REC May End Production in Norway

Renewable Energy Corporation ASA, better known as REC, was once one of Norway’s most successful new industrial ventures. It’s still doing well abroad, but production in Norway is threatened by high costs and one of its major investors predicts REC will eventually have to shut down its local plants. Now REC is concentrating on its operations in Singapore and the US, where it’s earning money on relatively low salary and energy costs.


“It’s sad and unfortunate that we’re cutting production in Norway, but we have to act in accordance with facts,” Stein Erik Hagen, one of Norway’s wealthiest investors and businessmen, told newspaper Dagens Næringsliv (DN) on Wednesday. “When the company isn’t generating cash, it speaks for itself that you have to shut down.”, writes Views and News from Norway af Views and News


Hagen indirectly controls around 10 percent of REC’s stock through his stake in industrial firm Orkla, which itself has around a 40 percent stake in REC. Orkla recently sold off metals firm Elkem and has enough cash to take over the rest of REC, which grew quickly in recent years when interest warmed up in the solar energy business. REC specializes in production of components for solar panels and now has 4,200 employees in Norway, the US, Singapore, China, Japan and several European countries.

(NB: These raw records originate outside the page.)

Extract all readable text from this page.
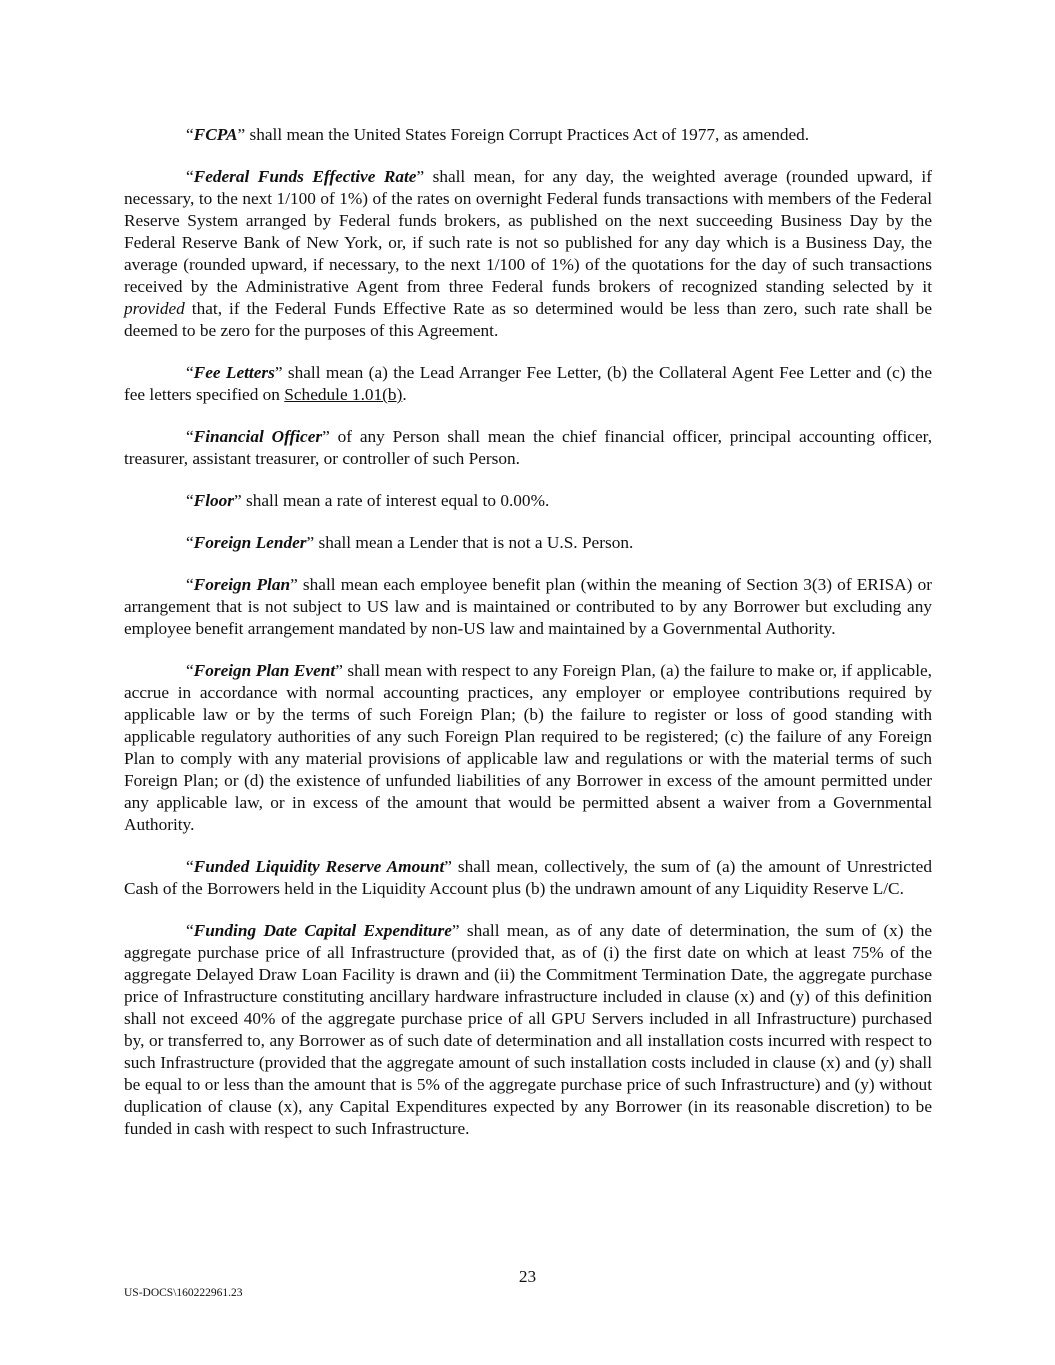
“FCPA” shall mean the United States Foreign Corrupt Practices Act of 1977, as amended.

“Federal Funds Effective Rate” shall mean, for any day, the weighted average (rounded upward, if necessary, to the next 1/100 of 1%) of the rates on overnight Federal funds transactions with members of the Federal Reserve System arranged by Federal funds brokers, as published on the next succeeding Business Day by the Federal Reserve Bank of New York, or, if such rate is not so published for any day which is a Business Day, the average (rounded upward, if necessary, to the next 1/100 of 1%) of the quotations for the day of such transactions received by the Administrative Agent from three Federal funds brokers of recognized standing selected by it provided that, if the Federal Funds Effective Rate as so determined would be less than zero, such rate shall be deemed to be zero for the purposes of this Agreement.

“Fee Letters” shall mean (a) the Lead Arranger Fee Letter, (b) the Collateral Agent Fee Letter and (c) the fee letters specified on Schedule 1.01(b).

“Financial Officer” of any Person shall mean the chief financial officer, principal accounting officer, treasurer, assistant treasurer, or controller of such Person.

“Floor” shall mean a rate of interest equal to 0.00%.

“Foreign Lender” shall mean a Lender that is not a U.S. Person.

“Foreign Plan” shall mean each employee benefit plan (within the meaning of Section 3(3) of ERISA) or arrangement that is not subject to US law and is maintained or contributed to by any Borrower but excluding any employee benefit arrangement mandated by non-US law and maintained by a Governmental Authority.

“Foreign Plan Event” shall mean with respect to any Foreign Plan, (a) the failure to make or, if applicable, accrue in accordance with normal accounting practices, any employer or employee contributions required by applicable law or by the terms of such Foreign Plan; (b) the failure to register or loss of good standing with applicable regulatory authorities of any such Foreign Plan required to be registered; (c) the failure of any Foreign Plan to comply with any material provisions of applicable law and regulations or with the material terms of such Foreign Plan; or (d) the existence of unfunded liabilities of any Borrower in excess of the amount permitted under any applicable law, or in excess of the amount that would be permitted absent a waiver from a Governmental Authority.

“Funded Liquidity Reserve Amount” shall mean, collectively, the sum of (a) the amount of Unrestricted Cash of the Borrowers held in the Liquidity Account plus (b) the undrawn amount of any Liquidity Reserve L/C.

“Funding Date Capital Expenditure” shall mean, as of any date of determination, the sum of (x) the aggregate purchase price of all Infrastructure (provided that, as of (i) the first date on which at least 75% of the aggregate Delayed Draw Loan Facility is drawn and (ii) the Commitment Termination Date, the aggregate purchase price of Infrastructure constituting ancillary hardware infrastructure included in clause (x) and (y) of this definition shall not exceed 40% of the aggregate purchase price of all GPU Servers included in all Infrastructure) purchased by, or transferred to, any Borrower as of such date of determination and all installation costs incurred with respect to such Infrastructure (provided that the aggregate amount of such installation costs included in clause (x) and (y) shall be equal to or less than the amount that is 5% of the aggregate purchase price of such Infrastructure) and (y) without duplication of clause (x), any Capital Expenditures expected by any Borrower (in its reasonable discretion) to be funded in cash with respect to such Infrastructure.

23
US-DOCS\160222961.23
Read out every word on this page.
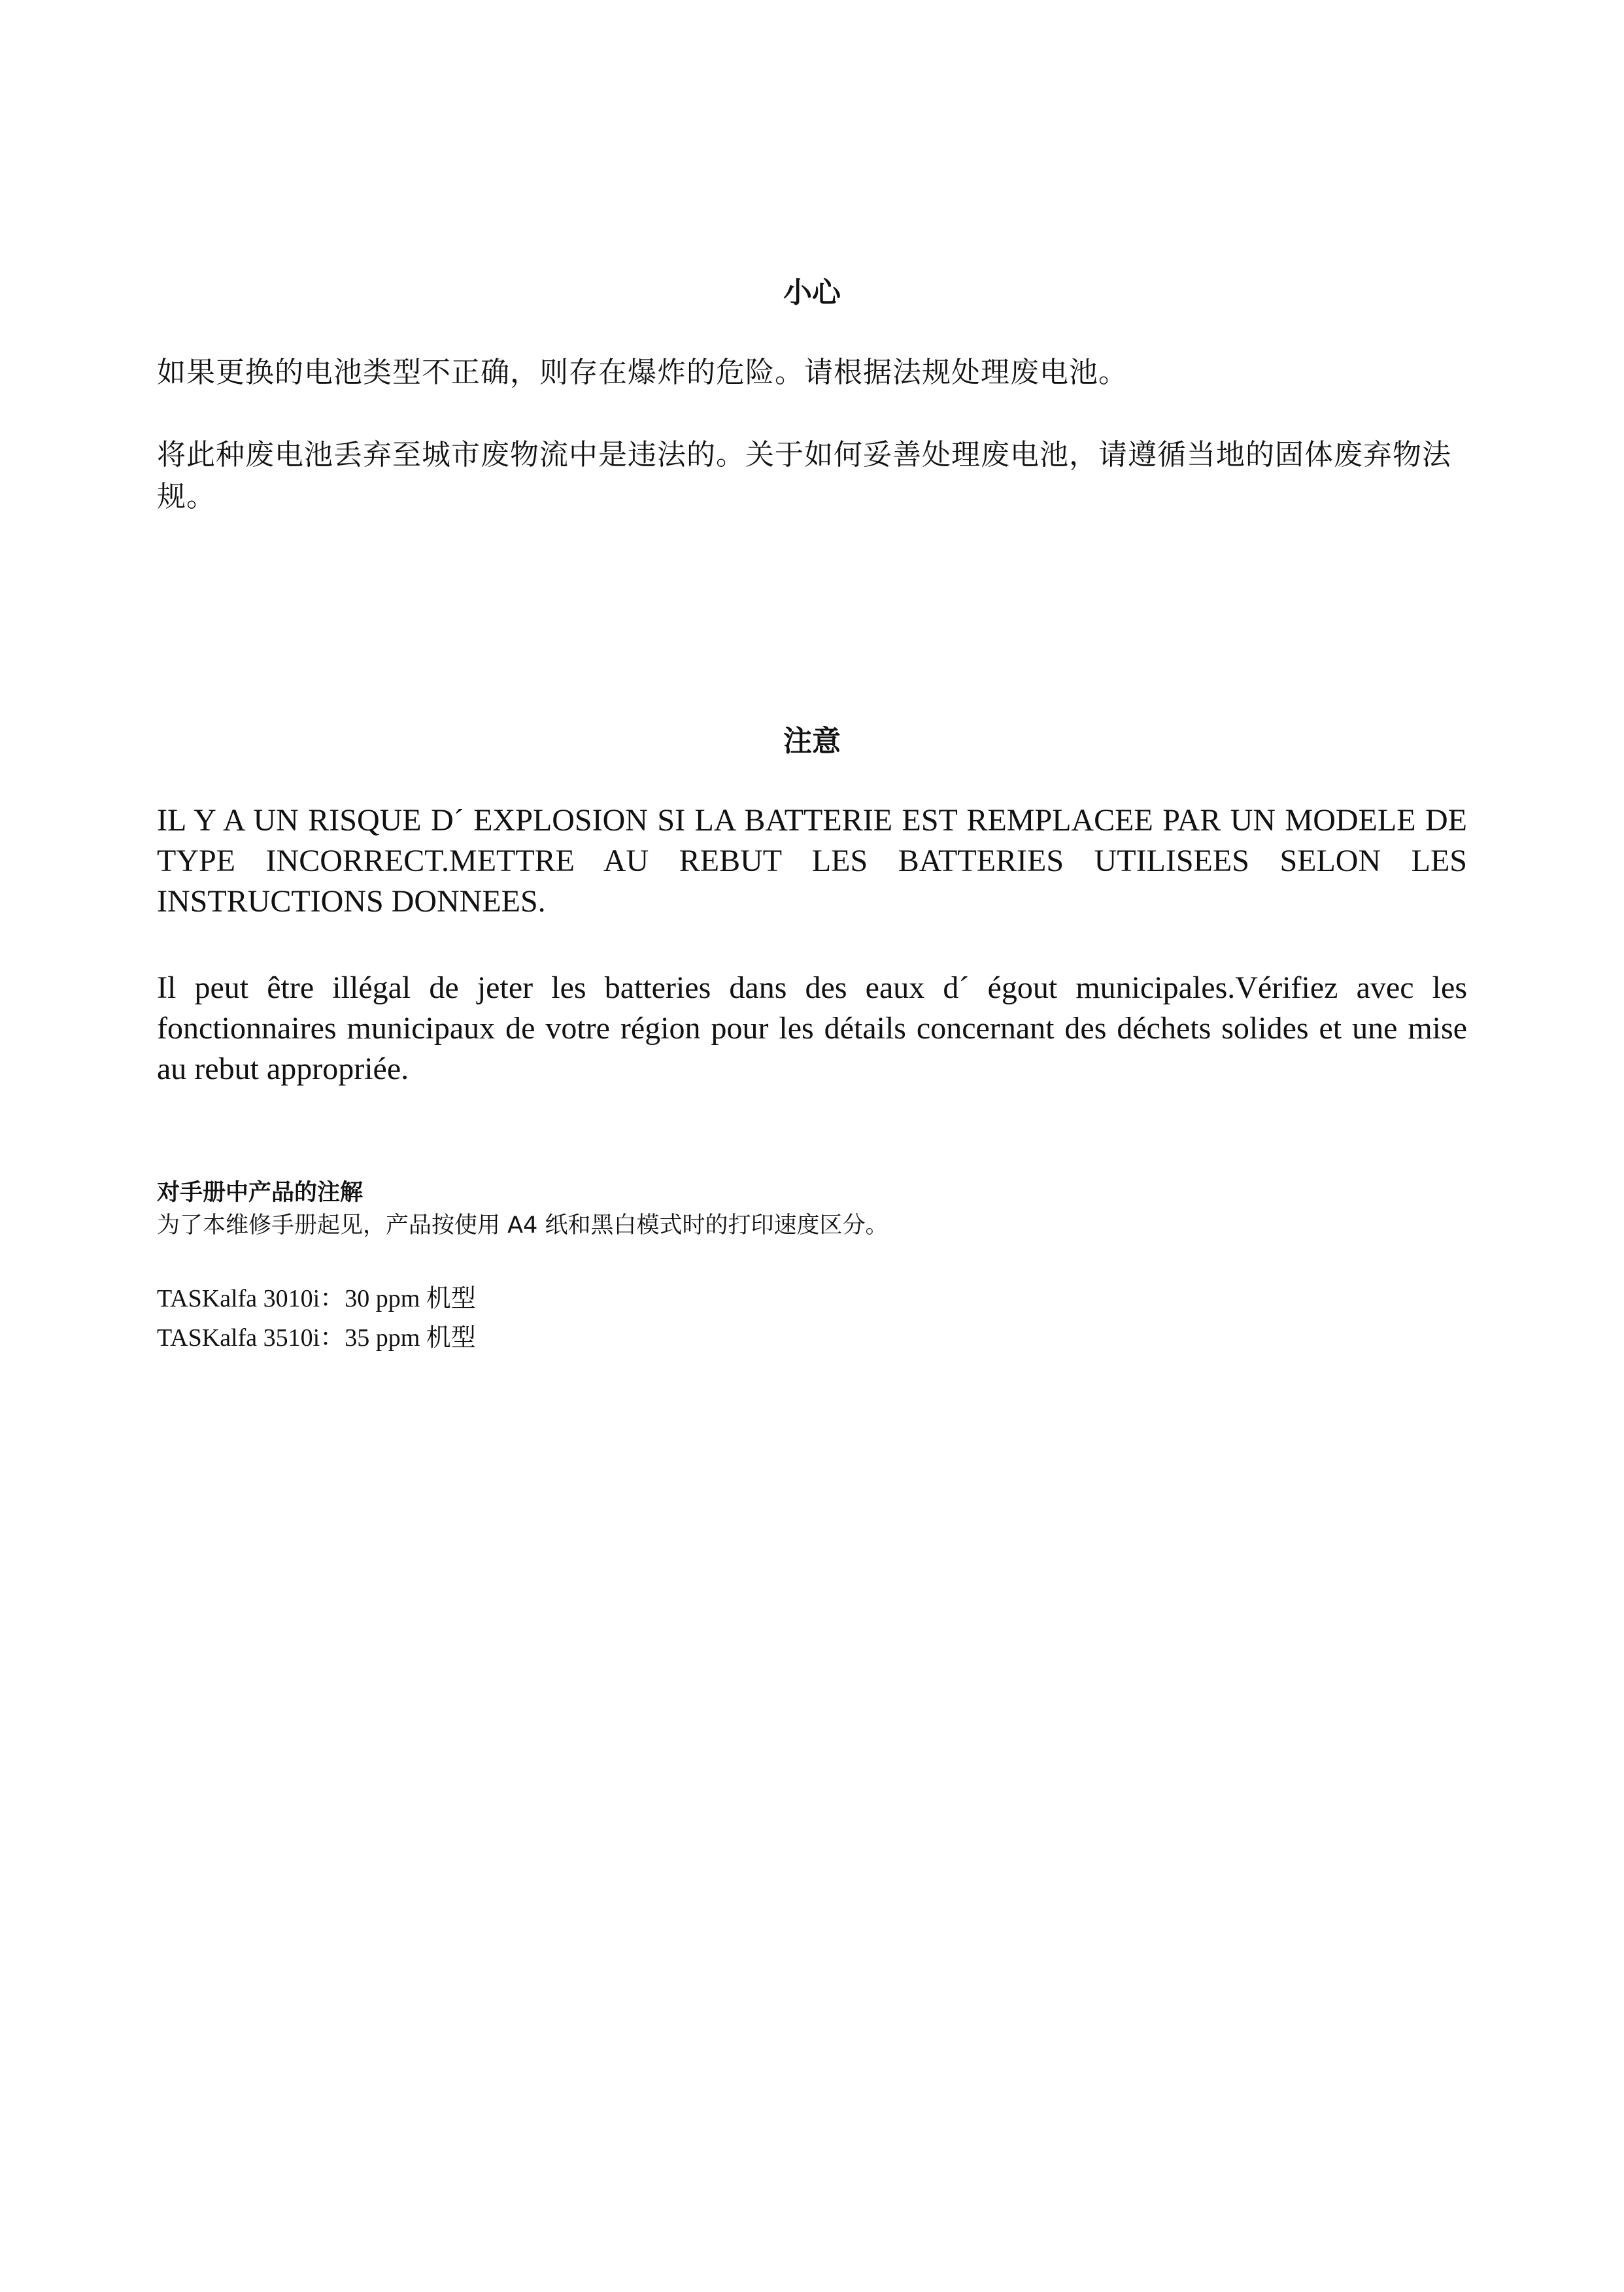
小心
如果更换的电池类型不正确，则存在爆炸的危险。请根据法规处理废电池。
将此种废电池丢弃至城市废物流中是违法的。关于如何妥善处理废电池，请遵循当地的固体废弃物法规。
注意
IL Y A UN RISQUE D´ EXPLOSION SI LA BATTERIE EST REMPLACEE PAR UN MODELE DE TYPE INCORRECT.METTRE AU REBUT LES BATTERIES UTILISEES SELON LES INSTRUCTIONS DONNEES.
Il peut être illégal de jeter les batteries dans des eaux d´ égout municipales.Vérifiez avec les fonctionnaires municipaux de votre région pour les détails concernant des déchets solides et une mise au rebut appropriée.
对手册中产品的注解
为了本维修手册起见，产品按使用 A4 纸和黑白模式时的打印速度区分。
TASKalfa 3010i：30 ppm 机型
TASKalfa 3510i：35 ppm 机型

Its production in Norway, though, has become too expensive for REC and the company halted production and laid off another 200 workers at its Glomfjord facility this week. REC’s solar cell plant in Narvik is already closed and parts of its wafer production at Herøya also have been shut down. All told, around 700 of REC’s 1,300 employees in Norway are now idle.


“The problem for REC is the Norwegian operation,” claimed Hagen, who otherwise thinks prospects for REC’s solar energy business remain bright. “Industrial production is difficult in Norway, with high costs and salaries to produce things and export them out of the country.”


REC’s chief executive, Ole Enger, announced NOK 6.4 billion in write-offs and a corresponding loss for the second quarter, most of it tied to the company’s Norwegian operations. He made it clear REC won’t continue Norwegian production at any price, writes Views and News from Norway af Views and News.


“Some foreign investors have been skeptical over whether REC will be willing to take the action necessary in Norway, maybe they’re worried that there are too many feelings involved and that we won’t act rationally,” Enger said. “We want to make it clear (through the write-offs and plant shutdowns) that this isn’t the case.”


REC’s share price soared just over 10 percent after Enger’s remarks, despite the company’s report of operating losses tied to the write-offs. Now REC is concentrating on its operations in Singapore and the US, where it’s earning money on relatively low salary and energy costs.


Analysts also told DN that they think it’s improbable REC will resume earlier production levels in Norway. “With today’s market prices, it’s just not profitable with production in Norway,” analyst Anita Huun at Handelsbanken told DN. “There would have to be a huge price increase to justify starting up production in Norway again.”


REC’s share price remains well below its historic levels despite Tuesday’s jump, and has been cut in half so far this year. That may make it a prime takeover target, for Orkla or others.